Speaking of incredible: being in the public audience of the Holy Father, Pope Benedict XVI. Each Wednesday he addresses the crowd gathered, prays with everyone, and offers his blessing on the people present, the loved ones (especially the ill) of the crowd, and any objects (rosaries, medals, etc). Mary and I left the hotel early, planning on attending mass, but when we arrived near the Vatican there was already long lines and a growing crowd. The pope was scheduled to speak at 10:30. We arrived at 8:00. We decided to get good seats and wait. It was worth it. I won't lie-I cried when he spoke. But the excitement of the crowd, the desire to listen and be in the presence of such a holy man, it was also overwhelming. There were thousands of people there, from all over the world, it was unifying. And left me with a sense of hope for the world. God is still present, working through so many people in so many ways.

We went to Florence (Firenze, in Italian) on Sunday. A lovely city; I remember my grandmother telling me how she loved Florence, and I understand why. It was great to be there, it made me feel a bit closer to her that day, and I wished I could have sent her a postcard. The basilica is incredible. The outside is made of beautiful green stone, and it is just amazing. So much detail, planning, and craftsmanship went in to these buildings. It makes me look at modern architecture and wonder what happened!

In Florence, I saw Michelangelo's David...wow. The size, the detail, the age...again, there aren't really words. This work heavily influenced the world of sculpture. The block of marble used was left behind the cathedral in Florence, untouched, for 25 years. Michelangelo saw it many times as a young person, and at age 26 was awarded the contract to create a sculpture. The traditional story of David and Goliath paints a picture of a small, timid boy. But Michelangelo's representation of David illustrates the strength of that young boy, a strength which allowed him to conquer great things, the greatest of which was probably his own fear. If only we could all find that inner strength-we all have it-and instead of allowing fear to guide us, we could live life courageously and abundantly, as we were meant to live.

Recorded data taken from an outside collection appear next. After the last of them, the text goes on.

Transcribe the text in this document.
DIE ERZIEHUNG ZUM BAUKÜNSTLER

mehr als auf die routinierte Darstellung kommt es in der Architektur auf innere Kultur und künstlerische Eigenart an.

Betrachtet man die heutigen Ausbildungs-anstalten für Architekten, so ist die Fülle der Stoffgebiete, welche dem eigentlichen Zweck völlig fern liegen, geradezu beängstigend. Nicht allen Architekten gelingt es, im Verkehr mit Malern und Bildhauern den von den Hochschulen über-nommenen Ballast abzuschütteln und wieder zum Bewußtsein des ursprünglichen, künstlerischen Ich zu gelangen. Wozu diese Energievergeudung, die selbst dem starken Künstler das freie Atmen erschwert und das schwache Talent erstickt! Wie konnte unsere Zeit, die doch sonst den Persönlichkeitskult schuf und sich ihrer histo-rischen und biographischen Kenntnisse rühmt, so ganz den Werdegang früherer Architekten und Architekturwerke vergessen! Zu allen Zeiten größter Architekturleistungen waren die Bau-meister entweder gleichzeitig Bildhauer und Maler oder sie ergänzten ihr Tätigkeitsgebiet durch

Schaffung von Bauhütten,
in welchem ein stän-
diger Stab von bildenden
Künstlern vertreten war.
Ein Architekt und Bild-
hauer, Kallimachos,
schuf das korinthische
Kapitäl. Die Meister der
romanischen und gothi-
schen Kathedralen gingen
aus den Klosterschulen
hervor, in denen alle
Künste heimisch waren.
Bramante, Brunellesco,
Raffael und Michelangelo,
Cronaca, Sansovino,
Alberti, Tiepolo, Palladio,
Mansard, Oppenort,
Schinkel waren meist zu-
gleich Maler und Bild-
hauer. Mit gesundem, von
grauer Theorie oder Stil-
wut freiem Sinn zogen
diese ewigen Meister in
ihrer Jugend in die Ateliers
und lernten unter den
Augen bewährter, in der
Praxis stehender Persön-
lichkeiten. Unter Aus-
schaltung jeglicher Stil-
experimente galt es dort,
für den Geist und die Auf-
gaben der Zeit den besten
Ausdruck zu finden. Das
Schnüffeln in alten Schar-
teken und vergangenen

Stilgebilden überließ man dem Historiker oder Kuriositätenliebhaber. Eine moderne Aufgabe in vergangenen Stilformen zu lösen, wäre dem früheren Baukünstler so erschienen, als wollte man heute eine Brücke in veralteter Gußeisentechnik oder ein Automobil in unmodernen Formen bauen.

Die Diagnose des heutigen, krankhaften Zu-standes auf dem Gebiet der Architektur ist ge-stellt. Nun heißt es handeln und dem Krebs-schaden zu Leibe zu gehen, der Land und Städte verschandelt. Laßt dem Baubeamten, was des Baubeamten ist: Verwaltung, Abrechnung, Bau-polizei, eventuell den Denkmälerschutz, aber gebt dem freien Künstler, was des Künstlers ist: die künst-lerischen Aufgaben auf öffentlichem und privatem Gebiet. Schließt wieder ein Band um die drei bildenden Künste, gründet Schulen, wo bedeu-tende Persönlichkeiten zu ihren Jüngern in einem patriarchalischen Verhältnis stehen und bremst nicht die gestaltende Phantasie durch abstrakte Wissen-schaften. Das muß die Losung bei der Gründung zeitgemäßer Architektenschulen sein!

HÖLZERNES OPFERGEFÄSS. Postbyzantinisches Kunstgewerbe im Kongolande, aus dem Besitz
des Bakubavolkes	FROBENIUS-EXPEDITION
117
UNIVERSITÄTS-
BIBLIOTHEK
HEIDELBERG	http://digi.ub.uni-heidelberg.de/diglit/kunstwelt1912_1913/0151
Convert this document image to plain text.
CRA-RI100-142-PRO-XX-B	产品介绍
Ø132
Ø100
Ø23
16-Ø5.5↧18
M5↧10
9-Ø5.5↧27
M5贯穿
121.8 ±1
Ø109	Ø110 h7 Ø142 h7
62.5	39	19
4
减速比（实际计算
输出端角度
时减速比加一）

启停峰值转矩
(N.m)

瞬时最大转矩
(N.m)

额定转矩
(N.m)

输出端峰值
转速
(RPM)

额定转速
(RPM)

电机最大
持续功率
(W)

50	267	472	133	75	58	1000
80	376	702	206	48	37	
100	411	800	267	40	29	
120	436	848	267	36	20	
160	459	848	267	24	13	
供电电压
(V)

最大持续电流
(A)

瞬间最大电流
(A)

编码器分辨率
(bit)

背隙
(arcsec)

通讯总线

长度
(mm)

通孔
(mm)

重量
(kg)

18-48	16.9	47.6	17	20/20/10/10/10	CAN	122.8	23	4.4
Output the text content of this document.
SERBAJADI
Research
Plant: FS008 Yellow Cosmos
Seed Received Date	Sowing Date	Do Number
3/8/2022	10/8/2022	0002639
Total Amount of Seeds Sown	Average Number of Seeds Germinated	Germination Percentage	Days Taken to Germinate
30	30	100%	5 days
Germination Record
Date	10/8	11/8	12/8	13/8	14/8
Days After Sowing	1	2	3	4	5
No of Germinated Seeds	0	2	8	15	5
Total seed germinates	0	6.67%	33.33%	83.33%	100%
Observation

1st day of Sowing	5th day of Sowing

We arrived in Milan late Wednesday night, and Mary and I spent all of Thursday getting some much needed rest and recuperation. Friday we took a train to the Cinque Terre. Rome took my breath away with its history and architecture, and the Cinque Terre took my breath away with its beauty of nature. Cinque Terre translates to "five lands" and is composed of five seaside villages. There is a path along the coast, in between each town (and a train system connecting the towns, as well). The weather was perfect, and the views, incredible. I could spend a few days there, hiking and taking it all in. The water was an amazing turquoise color, and the mountains, with charming little villages tucked away, painted the perfect picture.

I went to Easter mass at the Duomo in Milan, the second largest church in Italy, followed by La Basilica di Santa Maria del Fiore in Florence. In a week, I went to the three largest Italian churches! If only I could capture the beauty in my pictures, but it just isn't possible.

Speaking of pictures, I promise to upload them as soon as humanly possible upon my return to Salamanca. But, I have a lot...thousands, in fact. And my spring break is not yet finished: Mary and I are heading to Paris tonight!

I hope you all are well. Happy Easter!